Based predominantly on the Kaiser data, the American Academy of Pediatrics has made the following recommendations2:
All children 23 months and younger should receive the vaccine at 2, 4, 6, and 15 months
Doses of the vaccine may be administered concurrently with other childhood immunisations
All children 23 months and younger who have not received doses of the vaccine should be given catch-up doses
Children 24 to 59 months old who are at high risk and presumed high risk for invasive pneumococcal infection should receive the vaccine (high risk is defined as an attack rate of invasive pneumococcal disease >150/ 100 000 cases/year and includes children with sickle cell disease, splenic abnormalities, human immunodeficiency infection, primary immunodeficiency, and children receiving immunosuppressive treatment)
Currently available data are inadequate to recommend use of the vaccine in children at moderate risk for invasive pneumococcal disease (moderate risk is defined as an attack rate of pneumococcal disease >20 cases/100 000 per year, and includes all children 24 to 25 months old; children 36 to 59 months old who attend out of home care; and children 36 to 59 months old who are Native American or African American.

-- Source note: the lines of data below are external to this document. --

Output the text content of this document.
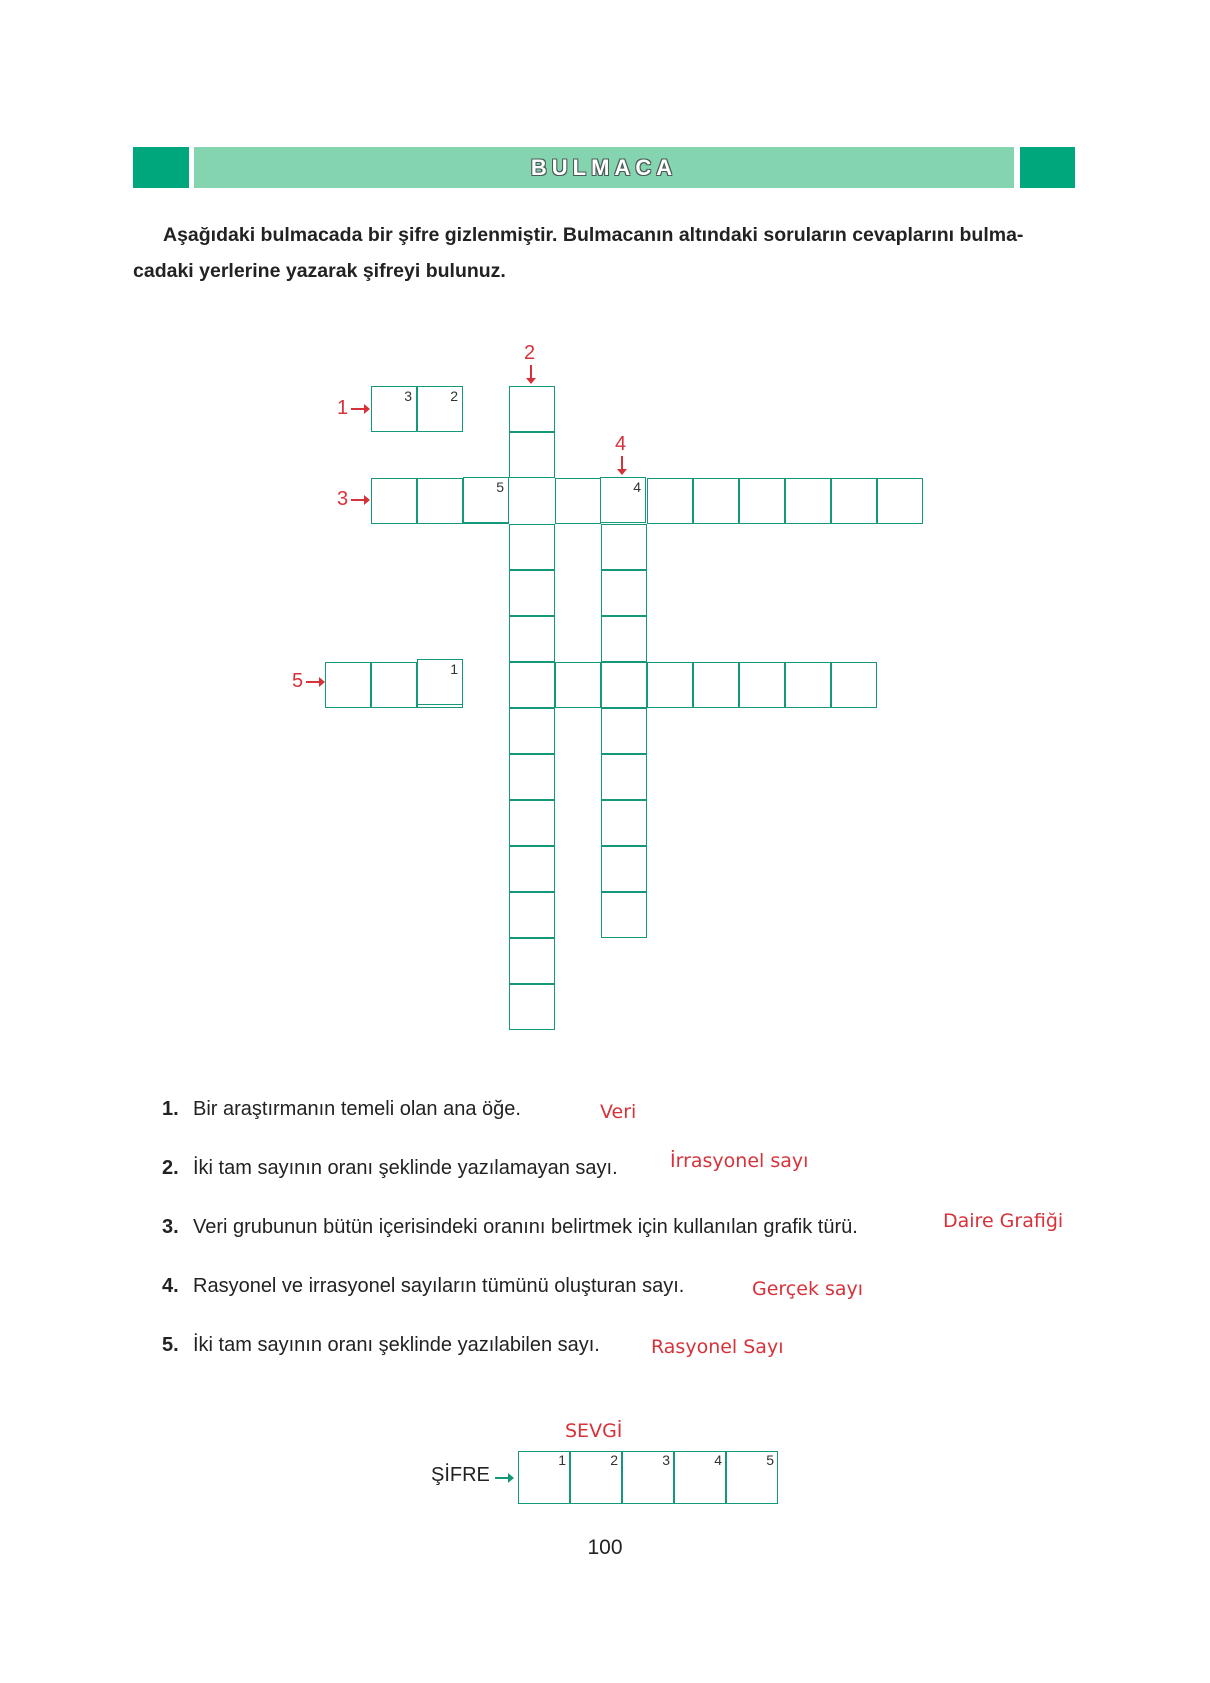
BULMACA
Aşağıdaki bulmacada bir şifre gizlenmiştir. Bulmacanın altındaki soruların cevaplarını bulma-
cadaki yerlerine yazarak şifreyi bulunuz.
2
1
4
3
5
3	2
5	4
1
1. Bir araştırmanın temeli olan ana öğe.	Veri
2. İki tam sayının oranı şeklinde yazılamayan sayı.	İrrasyonel sayı
3. Veri grubunun bütün içerisindeki oranını belirtmek için kullanılan grafik türü.	Daire Grafiği
4. Rasyonel ve irrasyonel sayıların tümünü oluşturan sayı.	Gerçek sayı
5. İki tam sayının oranı şeklinde yazılabilen sayı.	Rasyonel Sayı
SEVGİ
ŞİFRE
1	2	3	4	5
100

Where do these recommendations leave clinicians in the USA? Essentially, it is recommended that the current birth cohort be immunised with the new pneumococcal vaccine and that practitioners provide catch-up doses to all children less than two years old, and those between two and five years old who are at high risk of pneumococcal disease. Each vaccination costs approximately $50–80, and thus the cost to vaccinate the 4 000 000 children born in the USA this year will be between $800 000 000 and $1 280 000 000.